Caractéristiques sociodémographiques des travailleuses du sexe de rue à Lausanne.

Tableau IV.

Utilisation du système de santé suisse.

Tableau V.

Affiliation à une assurance maladie suisse.

Discussion

Dans notre échantillon, 96% des TS de rue à Lausanne sont des personnes migrantes et plus des deux tiers sont sans permis de séjour. Plus de la moitié n’ont pas d’assurance maladie (alors que l’affiliation est possible même en l’absence de permis de séjour), ce qui limite leur prise en charge médicale et favorise les consultations ponctuelles en urgence. Pourtant, la majorité a séjourné en Suisse plus de trois mois, période au-delà de laquelle toute personne devrait contracter une assurance maladie obligatoire. Leur grande mobilité en Suisse et hors de la Suisse rend leur suivi médical difficile. Ces TS connaissent et utilisent majoritairement les principaux centres publics d’urgence du canton de Vaud (CHUV, Unisanté et Maternité), alors que seulement une sur cinq a consulté un généraliste ou le centre du Point d’Eau de Lausanne pourtant dédié aux personnes précarisées. Les principaux motifs de consultation concernent la médecine de premier recours ou la gynécologie, deux services disponibles gratuitement au Point d’Eau. La moitié des TS n’ont pas informé le médecin de leur profession, ce qui contribue sans doute à une prise en charge subopti-male, notamment en termes de dépistage des IST, des affections gynécologiques ou proc-tologiques ainsi que des problèmes de santé mentale. Bien qu’un tiers des TS rapportent avoir subi des violences physiques ou psychiques, seulement une minorité a consulté pour ce motif, soulignant la nécessité pour les médecins d’explorer ce domaine chez les TS.

Conclusion

La grande mobilité géographique, le défaut d’assurance maladie, les difficultés liées à la migration et au permis de séjour, les problèmes linguistiques, le manque de connaissances et d’informations sur le réseau médico-social, sont les obstacles principaux à un accès aux soins adapté des TS. Peu d’offres de services spécifiques sont actuellement disponibles en Suisse 23. Les impacts positifs des projets mis en place en Europe ont pourtant démontré l’utilité de telles démarches.
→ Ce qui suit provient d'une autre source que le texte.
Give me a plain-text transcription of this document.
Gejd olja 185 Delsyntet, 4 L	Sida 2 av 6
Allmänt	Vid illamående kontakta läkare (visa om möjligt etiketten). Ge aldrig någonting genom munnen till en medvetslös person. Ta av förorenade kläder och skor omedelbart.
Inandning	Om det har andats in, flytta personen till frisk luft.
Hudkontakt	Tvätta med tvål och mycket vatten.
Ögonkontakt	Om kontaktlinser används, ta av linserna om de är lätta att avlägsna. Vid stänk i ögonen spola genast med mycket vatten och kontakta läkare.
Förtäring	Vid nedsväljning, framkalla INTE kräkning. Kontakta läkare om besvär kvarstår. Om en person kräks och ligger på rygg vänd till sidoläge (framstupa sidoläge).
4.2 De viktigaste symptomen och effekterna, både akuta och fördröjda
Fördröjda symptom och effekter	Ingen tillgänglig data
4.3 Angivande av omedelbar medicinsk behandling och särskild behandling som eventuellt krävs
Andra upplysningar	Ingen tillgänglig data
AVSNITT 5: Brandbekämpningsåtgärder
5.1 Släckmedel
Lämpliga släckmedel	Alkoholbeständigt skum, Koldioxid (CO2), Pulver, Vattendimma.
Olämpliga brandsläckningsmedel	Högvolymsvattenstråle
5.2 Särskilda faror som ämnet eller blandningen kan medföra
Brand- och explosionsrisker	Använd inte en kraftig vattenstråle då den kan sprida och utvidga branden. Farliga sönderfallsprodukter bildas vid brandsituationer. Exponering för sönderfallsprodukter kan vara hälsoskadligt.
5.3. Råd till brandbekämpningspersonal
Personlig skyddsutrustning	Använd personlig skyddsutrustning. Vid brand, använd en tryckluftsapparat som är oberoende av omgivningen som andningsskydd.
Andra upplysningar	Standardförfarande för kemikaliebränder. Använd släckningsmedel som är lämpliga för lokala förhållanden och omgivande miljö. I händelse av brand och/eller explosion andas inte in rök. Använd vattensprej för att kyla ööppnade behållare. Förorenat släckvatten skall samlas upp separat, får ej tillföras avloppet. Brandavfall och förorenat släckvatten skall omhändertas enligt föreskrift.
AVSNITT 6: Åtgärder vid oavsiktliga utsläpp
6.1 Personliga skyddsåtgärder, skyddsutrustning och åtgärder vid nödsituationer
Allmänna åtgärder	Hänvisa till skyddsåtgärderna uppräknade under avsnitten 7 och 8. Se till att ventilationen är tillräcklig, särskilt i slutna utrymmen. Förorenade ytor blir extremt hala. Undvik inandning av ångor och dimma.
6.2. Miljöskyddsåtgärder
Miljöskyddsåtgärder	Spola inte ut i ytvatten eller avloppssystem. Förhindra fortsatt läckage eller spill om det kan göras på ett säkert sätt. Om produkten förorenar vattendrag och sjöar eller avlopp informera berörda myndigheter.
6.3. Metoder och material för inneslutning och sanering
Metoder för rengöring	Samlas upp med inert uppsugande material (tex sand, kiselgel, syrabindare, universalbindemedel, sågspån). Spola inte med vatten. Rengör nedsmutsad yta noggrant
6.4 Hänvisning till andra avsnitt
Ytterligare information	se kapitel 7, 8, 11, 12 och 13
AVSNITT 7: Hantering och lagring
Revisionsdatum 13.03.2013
Les possibilités d’action sont larges : médecins de référence, meilleure adaptation des structures existantes aux besoins des TS (horaires, services d’interprètes, consultations sans rendez-vous, tests de dépistage et traitements à un prix accessible), semaines d’action proposant des vaccinations et dépistages à proximité des lieux de pratique des TS. Suite à cette étude, des projets concrets ont pu voir le jour et devraient permettre de mieux répondre aux besoins de cette population. Un travail de master en médecine réalisé en 2015, mettant en perspective la santé sexuelle par rapport aux besoins globaux en matière de santé, montre une préoccupation importante des TS concernant leur santé psychique et les violences qu’elles subissent. Ces résultats indiquent combien il est important d’aller activement à la rencontre des TS et d’évaluer leur besoin concernant leur santé à un niveau local 24. Une telle approche est nécessaire pour améliorer l’accès aux soins des TS, non seulement dans une visée de santé publique (prévention des IST, réduction des risques), mais aussi dans une optique plus individuelle de promotion de la justice sociale auprès d’une population vulnérable.

Implications pratiques

• La majorité des travailleuses du sexe à Lausanne (et très certainement en Suisse) n’ont pas de titres de séjour et plus de la moitié n’ont pas d’assurance maladie. Une information pratique des lieux de consultation de bas seuil et du devoir de s’assurer devrait être diffusée par tout soignant aux personnes sans titre de séjour. Un accompagnement social devrait être proposé si nécessaire.

• Le médecin de premier recours n’est informé par sa patiente qu’une fois sur deux de sa profession.

• La consultation en urgence d’une travailleuse du sexe devrait être l’occasion d’un bilan de santé ciblé sur les infections sexuellement transmissibles (IST), la vaccination, la santé mentale et les conséquences de violences physiques.

• Le travail en réseau entre les services de santé et les associations spécialisées devrait être renforcé afin d’améliorer le dépistage et la prise en charge des maladies fréquentes des travailleuses du sexe.